Thanks for the replies. Putting the VST on the input FX chain is a good idea and it worked. However, I found a solution that I think works even better. Here's how I do it.
You have three tracks: 'lo' notes VSTi, 'hi' notes VSTi and 'split', the splitter. On 'split' is the
PIZ MidiKeySplit VST, which sends the notes on the left side of the keyboard to midi channel 2 and the right side to midi channel 3. I set my MIDI keyboard to output MIDI on channel 1 and 'split' to input MIDI on channel 1.
'split' then sends MIDI to 'lo', from channel 2 out to all channels in, and also sends MIDI to 'hi', from channel 3 out to all channels in.
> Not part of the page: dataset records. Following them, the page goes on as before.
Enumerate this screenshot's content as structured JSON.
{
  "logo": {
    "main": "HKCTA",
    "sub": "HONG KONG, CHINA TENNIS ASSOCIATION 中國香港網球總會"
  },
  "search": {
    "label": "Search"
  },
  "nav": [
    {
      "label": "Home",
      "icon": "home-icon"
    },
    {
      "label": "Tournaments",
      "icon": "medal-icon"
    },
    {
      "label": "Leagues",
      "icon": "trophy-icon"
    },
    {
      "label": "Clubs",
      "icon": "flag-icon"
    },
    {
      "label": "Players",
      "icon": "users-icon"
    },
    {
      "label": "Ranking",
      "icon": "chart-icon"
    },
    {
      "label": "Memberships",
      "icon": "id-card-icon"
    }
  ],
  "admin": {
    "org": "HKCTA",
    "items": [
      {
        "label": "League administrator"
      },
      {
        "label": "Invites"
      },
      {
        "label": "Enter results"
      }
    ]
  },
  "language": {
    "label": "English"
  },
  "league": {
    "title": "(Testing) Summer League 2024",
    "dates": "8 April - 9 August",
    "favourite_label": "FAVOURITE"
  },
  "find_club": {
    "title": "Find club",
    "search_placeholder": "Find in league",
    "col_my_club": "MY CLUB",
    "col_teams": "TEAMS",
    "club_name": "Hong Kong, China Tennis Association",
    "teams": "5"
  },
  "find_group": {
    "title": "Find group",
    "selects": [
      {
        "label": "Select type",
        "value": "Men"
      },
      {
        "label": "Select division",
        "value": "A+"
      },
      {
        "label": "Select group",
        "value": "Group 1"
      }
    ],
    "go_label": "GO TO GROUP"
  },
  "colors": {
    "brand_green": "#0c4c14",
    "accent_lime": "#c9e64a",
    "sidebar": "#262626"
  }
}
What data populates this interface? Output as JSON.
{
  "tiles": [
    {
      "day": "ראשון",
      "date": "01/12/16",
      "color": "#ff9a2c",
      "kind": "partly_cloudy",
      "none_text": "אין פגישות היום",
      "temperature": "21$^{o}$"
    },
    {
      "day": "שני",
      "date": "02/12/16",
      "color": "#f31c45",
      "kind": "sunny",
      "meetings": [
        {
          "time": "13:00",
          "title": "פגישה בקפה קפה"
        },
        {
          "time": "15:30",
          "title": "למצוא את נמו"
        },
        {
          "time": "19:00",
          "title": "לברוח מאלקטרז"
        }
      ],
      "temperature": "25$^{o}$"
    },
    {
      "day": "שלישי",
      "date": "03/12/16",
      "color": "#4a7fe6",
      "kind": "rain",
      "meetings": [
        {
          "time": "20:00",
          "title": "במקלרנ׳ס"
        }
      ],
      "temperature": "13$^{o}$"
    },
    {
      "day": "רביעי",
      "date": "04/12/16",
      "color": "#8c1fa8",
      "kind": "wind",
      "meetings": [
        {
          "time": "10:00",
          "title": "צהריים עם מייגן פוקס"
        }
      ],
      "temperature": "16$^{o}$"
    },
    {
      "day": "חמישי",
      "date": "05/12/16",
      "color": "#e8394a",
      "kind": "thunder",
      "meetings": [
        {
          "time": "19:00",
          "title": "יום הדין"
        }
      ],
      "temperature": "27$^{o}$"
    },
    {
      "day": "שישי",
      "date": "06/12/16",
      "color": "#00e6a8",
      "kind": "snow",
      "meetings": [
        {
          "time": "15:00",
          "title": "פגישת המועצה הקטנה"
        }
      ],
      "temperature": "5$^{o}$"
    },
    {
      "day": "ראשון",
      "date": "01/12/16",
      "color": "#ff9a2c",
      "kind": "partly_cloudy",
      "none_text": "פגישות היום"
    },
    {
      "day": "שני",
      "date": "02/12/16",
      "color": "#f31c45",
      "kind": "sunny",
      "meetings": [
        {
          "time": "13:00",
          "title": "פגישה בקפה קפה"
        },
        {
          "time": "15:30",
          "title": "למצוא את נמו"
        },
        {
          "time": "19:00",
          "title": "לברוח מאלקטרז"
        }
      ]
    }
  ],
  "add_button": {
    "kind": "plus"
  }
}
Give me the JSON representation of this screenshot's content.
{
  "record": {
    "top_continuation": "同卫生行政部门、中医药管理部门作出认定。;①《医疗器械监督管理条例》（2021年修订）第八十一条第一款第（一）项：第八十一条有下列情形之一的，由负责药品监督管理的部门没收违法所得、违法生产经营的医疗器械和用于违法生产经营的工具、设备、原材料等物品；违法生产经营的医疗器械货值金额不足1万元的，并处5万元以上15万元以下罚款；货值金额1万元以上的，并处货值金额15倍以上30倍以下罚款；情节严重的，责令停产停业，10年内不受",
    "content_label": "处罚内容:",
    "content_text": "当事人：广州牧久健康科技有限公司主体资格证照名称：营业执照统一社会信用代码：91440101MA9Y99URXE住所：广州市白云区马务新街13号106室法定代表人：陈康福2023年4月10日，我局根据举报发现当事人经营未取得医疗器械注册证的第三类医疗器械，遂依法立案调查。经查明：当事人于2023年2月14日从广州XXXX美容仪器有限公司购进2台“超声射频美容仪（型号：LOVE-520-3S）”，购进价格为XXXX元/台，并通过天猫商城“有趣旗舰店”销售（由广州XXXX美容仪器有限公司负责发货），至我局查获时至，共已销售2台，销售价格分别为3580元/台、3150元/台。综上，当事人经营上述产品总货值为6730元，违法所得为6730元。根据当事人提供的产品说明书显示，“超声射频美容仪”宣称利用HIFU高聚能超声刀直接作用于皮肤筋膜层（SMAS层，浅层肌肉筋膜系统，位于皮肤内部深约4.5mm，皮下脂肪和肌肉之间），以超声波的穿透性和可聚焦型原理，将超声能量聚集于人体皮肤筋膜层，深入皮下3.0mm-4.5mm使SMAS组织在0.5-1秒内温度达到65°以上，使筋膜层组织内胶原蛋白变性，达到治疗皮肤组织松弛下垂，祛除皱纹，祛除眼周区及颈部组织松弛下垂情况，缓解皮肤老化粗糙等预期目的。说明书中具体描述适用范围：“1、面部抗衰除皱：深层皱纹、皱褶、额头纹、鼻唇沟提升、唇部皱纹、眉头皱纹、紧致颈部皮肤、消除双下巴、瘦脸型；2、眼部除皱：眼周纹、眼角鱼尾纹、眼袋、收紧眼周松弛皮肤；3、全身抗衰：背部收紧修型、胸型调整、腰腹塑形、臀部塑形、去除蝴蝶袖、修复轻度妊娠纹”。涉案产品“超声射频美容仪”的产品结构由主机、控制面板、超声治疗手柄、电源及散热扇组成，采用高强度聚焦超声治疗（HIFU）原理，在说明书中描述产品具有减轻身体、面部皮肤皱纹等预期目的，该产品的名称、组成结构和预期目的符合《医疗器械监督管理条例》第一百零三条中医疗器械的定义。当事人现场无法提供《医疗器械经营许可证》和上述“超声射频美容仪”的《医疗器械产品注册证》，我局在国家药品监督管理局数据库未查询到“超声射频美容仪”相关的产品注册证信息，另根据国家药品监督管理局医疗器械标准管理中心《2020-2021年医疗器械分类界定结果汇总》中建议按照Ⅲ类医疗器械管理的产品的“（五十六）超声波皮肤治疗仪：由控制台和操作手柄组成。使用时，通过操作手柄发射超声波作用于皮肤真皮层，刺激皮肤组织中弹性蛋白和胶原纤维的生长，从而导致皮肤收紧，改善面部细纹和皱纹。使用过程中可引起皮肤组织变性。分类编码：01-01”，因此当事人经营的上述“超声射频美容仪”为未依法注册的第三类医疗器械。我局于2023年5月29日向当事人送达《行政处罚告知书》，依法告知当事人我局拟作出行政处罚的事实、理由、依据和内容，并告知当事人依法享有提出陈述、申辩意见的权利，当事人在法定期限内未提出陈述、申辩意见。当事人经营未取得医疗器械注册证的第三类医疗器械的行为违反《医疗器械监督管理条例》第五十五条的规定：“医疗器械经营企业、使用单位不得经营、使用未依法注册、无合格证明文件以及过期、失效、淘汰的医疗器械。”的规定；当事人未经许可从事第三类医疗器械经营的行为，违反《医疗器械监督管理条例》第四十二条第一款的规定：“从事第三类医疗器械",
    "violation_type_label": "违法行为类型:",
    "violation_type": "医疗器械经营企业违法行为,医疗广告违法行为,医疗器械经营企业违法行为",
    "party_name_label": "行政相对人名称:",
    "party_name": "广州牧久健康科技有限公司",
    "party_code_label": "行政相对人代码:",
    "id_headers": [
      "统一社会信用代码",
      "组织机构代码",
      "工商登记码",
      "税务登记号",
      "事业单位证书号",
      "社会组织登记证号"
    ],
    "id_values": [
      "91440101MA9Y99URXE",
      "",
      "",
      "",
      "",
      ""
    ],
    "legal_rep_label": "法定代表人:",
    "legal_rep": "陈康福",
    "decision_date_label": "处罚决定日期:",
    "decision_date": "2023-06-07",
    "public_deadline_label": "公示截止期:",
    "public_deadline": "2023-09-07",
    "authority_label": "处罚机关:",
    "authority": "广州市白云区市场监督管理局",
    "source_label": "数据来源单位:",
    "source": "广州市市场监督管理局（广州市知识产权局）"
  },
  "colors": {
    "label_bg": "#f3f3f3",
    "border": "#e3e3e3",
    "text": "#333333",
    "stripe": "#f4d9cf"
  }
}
The record-arm settings for 'lo' are to accept input from MIDI channel 2, 'hi' from midi channel 3. Also, for both 'hi' and 'lo', set record
utput(MIDI).
For 'split', set record:disable(input monitoring only). Now, record-arm all three tracks. When you record, Low notes, and only low notes, will record into 'lo', and only high notes will record into 'hi'.
You can save these three tracks as a track template and use them quickly, whenever you want to split your keyboard. Just drop in the template and drag 'lo' and 'hi' under whatever VSTis you want to use, so that the VSTi track is a track folder and 'hi' or 'lo' are sub-tracks of the folder.
One thing that would be nice is if there was a VST midi splitter that learned/listened for the note you want to split. I know there's a JS note range filter that will listen for high and low, but I haven't found one where you push a button on the GUI, then hit your note, and now this is the note where the split happens. If anyone knows of such a thing, I'd like to know about it.